Machine learning is doing analysis using machine. Data is the most important part of all Data Analytics, Machine Learning, Artificial Intelligence. Without data, we can’t train any model and all modern research and automation will go vain. Big Enterprises are spending lots of money just to gather as much certain data as possible. Machine learning algorithms have been around for a long time, the ability to automatically apply complex mathematical calculations to big data – over and over, faster and faster – is a recent development.
DATA : It can be any unprocessed fact, value, text, sound or picture that is not being interpreted and analyzed. Data is the most important part of all Data Analytics, Machine Learning, Artificial Intelligence. Without data, we can’t train any model and all modern research and automation will go vain. Big Enterprises are spending lots of money just to gather as much certain data as possible.

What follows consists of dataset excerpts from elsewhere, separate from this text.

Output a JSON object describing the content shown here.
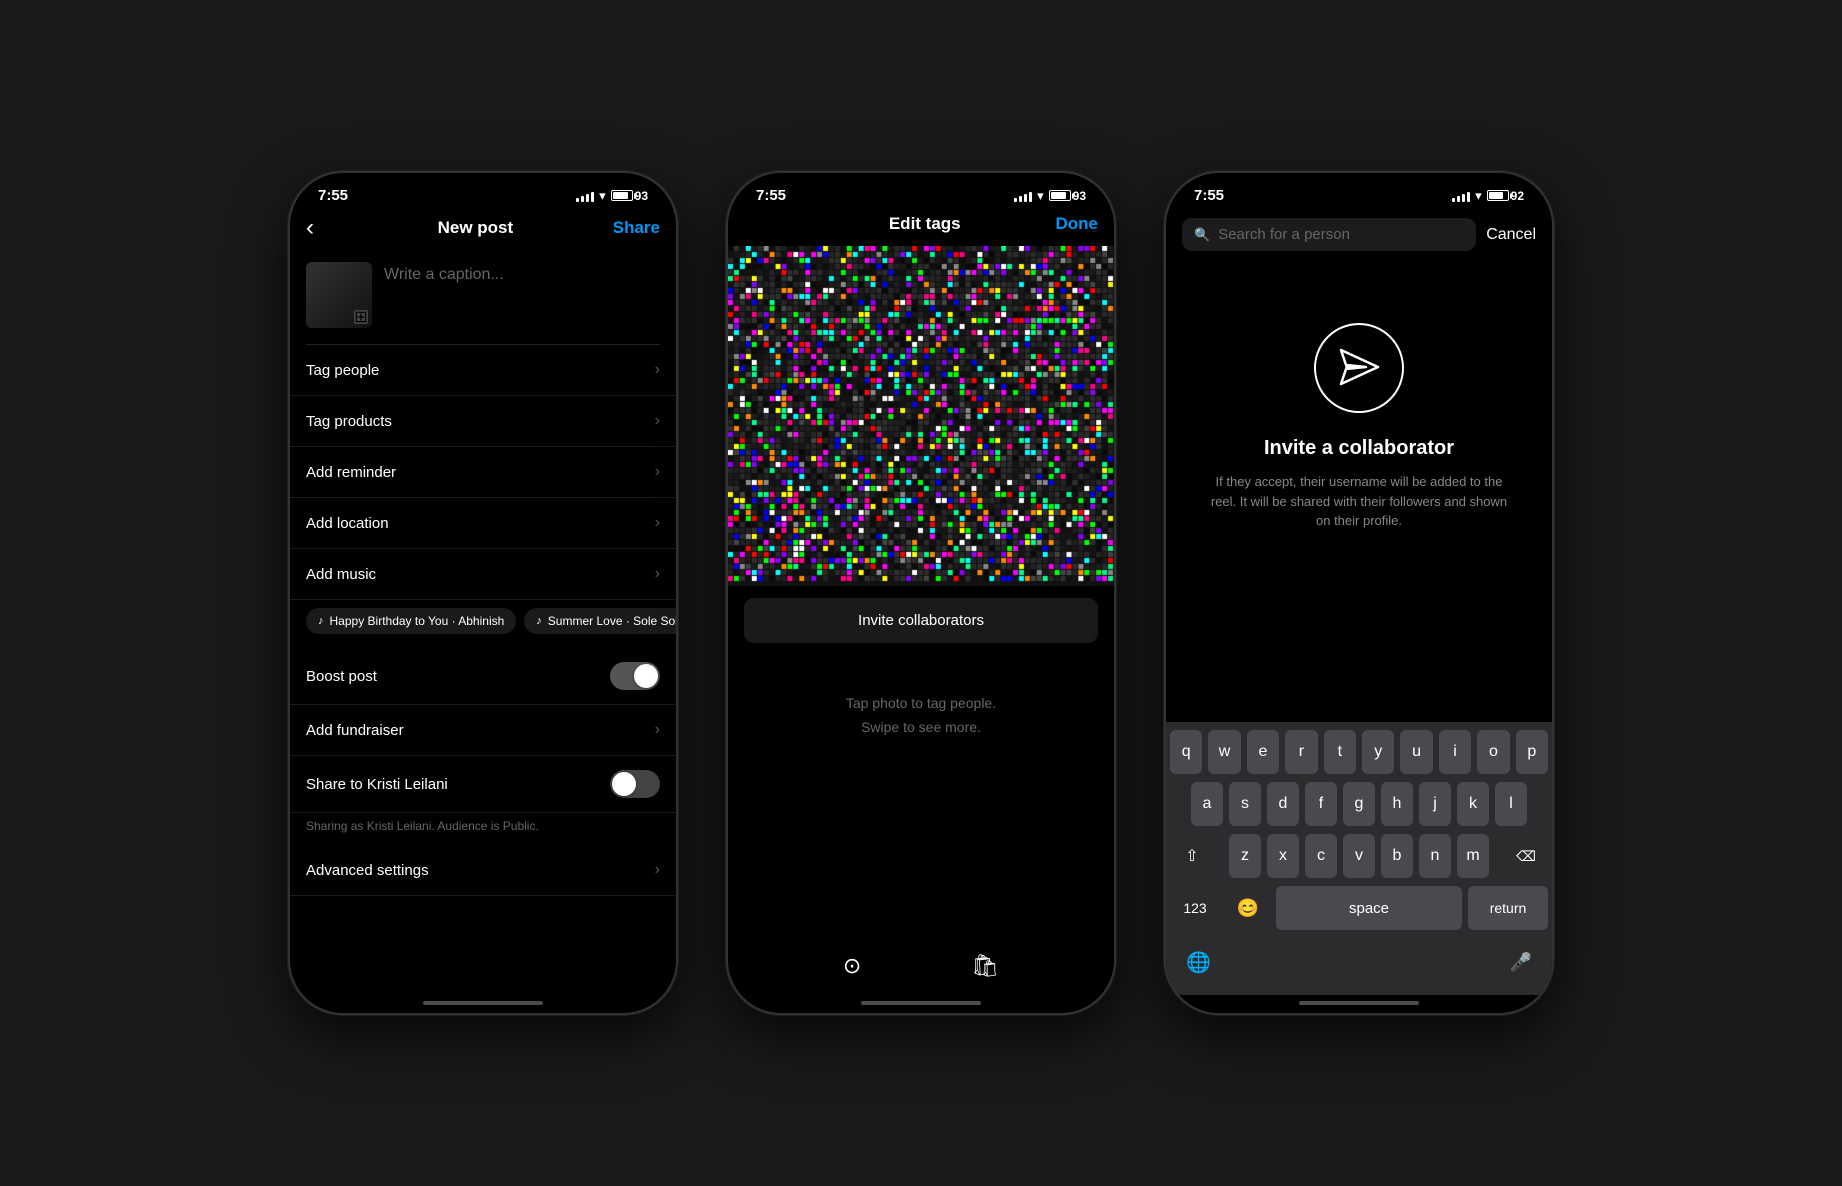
{
  "phone1": {
    "status": {
      "time": "7:55",
      "battery": "93"
    },
    "nav": {
      "back": "‹",
      "title": "New post",
      "share": "Share"
    },
    "caption_placeholder": "Write a caption...",
    "menu_items": [
      {
        "label": "Tag people"
      },
      {
        "label": "Tag products"
      },
      {
        "label": "Add reminder"
      },
      {
        "label": "Add location"
      },
      {
        "label": "Add music"
      }
    ],
    "music_chips": [
      {
        "text": "Happy Birthday to You · Abhinish"
      },
      {
        "text": "Summer Love · Sole Sole"
      }
    ],
    "boost_post": "Boost post",
    "add_fundraiser": "Add fundraiser",
    "share_to": "Share to Kristi Leilani",
    "sharing_note": "Sharing as Kristi Leilani. Audience is Public.",
    "advanced_settings": "Advanced settings"
  },
  "phone2": {
    "status": {
      "time": "7:55",
      "battery": "93"
    },
    "nav": {
      "title": "Edit tags",
      "done": "Done"
    },
    "invite_collab_btn": "Invite collaborators",
    "tap_hint": "Tap photo to tag people.",
    "swipe_hint": "Swipe to see more."
  },
  "phone3": {
    "status": {
      "time": "7:55",
      "battery": "92"
    },
    "search_placeholder": "Search for a person",
    "cancel": "Cancel",
    "invite_title": "Invite a collaborator",
    "invite_desc": "If they accept, their username will be added to the reel. It will be shared with their followers and shown on their profile.",
    "keyboard": {
      "row1": [
        "q",
        "w",
        "e",
        "r",
        "t",
        "y",
        "u",
        "i",
        "o",
        "p"
      ],
      "row2": [
        "a",
        "s",
        "d",
        "f",
        "g",
        "h",
        "j",
        "k",
        "l"
      ],
      "row3": [
        "z",
        "x",
        "c",
        "v",
        "b",
        "n",
        "m"
      ],
      "space": "space",
      "return": "return",
      "num": "123"
    }
  }
}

INFORMATION : Data that has been interpreted and manipulated and has now some meaningful inference for the users.
KNOWLEDGE : Combination of inferred information, experiences, learning and insights. Results in awareness or concept building for an individual or organization.
How we split data in Machine Learning?
- Training Data: The part of data we use to train our model. This is the data which your model actually sees and learn from.
- Validation Data: The part of data which is used to do a frequent evaluation of model, fit on training dataset along with improving involved hyper parameters (initially set parameters before the model begins learning). This data plays it’s part when the model is actually training.
- Testing Data: Once our model is completely trained, testing data provides the unbiased evaluation. When we feed in the inputs of testing data, our model will predict some values (without seeing actual output). After prediction, we evaluate our model by comparing it with actual output present in the testing data. This is how we evaluate and see how much our model has learned from the experiences feed in as training data, set at the time of training.
Properties of Data –
- Volume : Scale of Data. With growing world population and technology at exposure, huge data is being generated each and every millisecond.
- Variety : Different forms of data – healthcare, images, videos, audio clippings.
- Velocity : Rate of data streaming and generation.
- Value : Meaningfulness of data in terms of information which researchers can infer from it.
- Veracity : Certainty and correctness in data we are working on.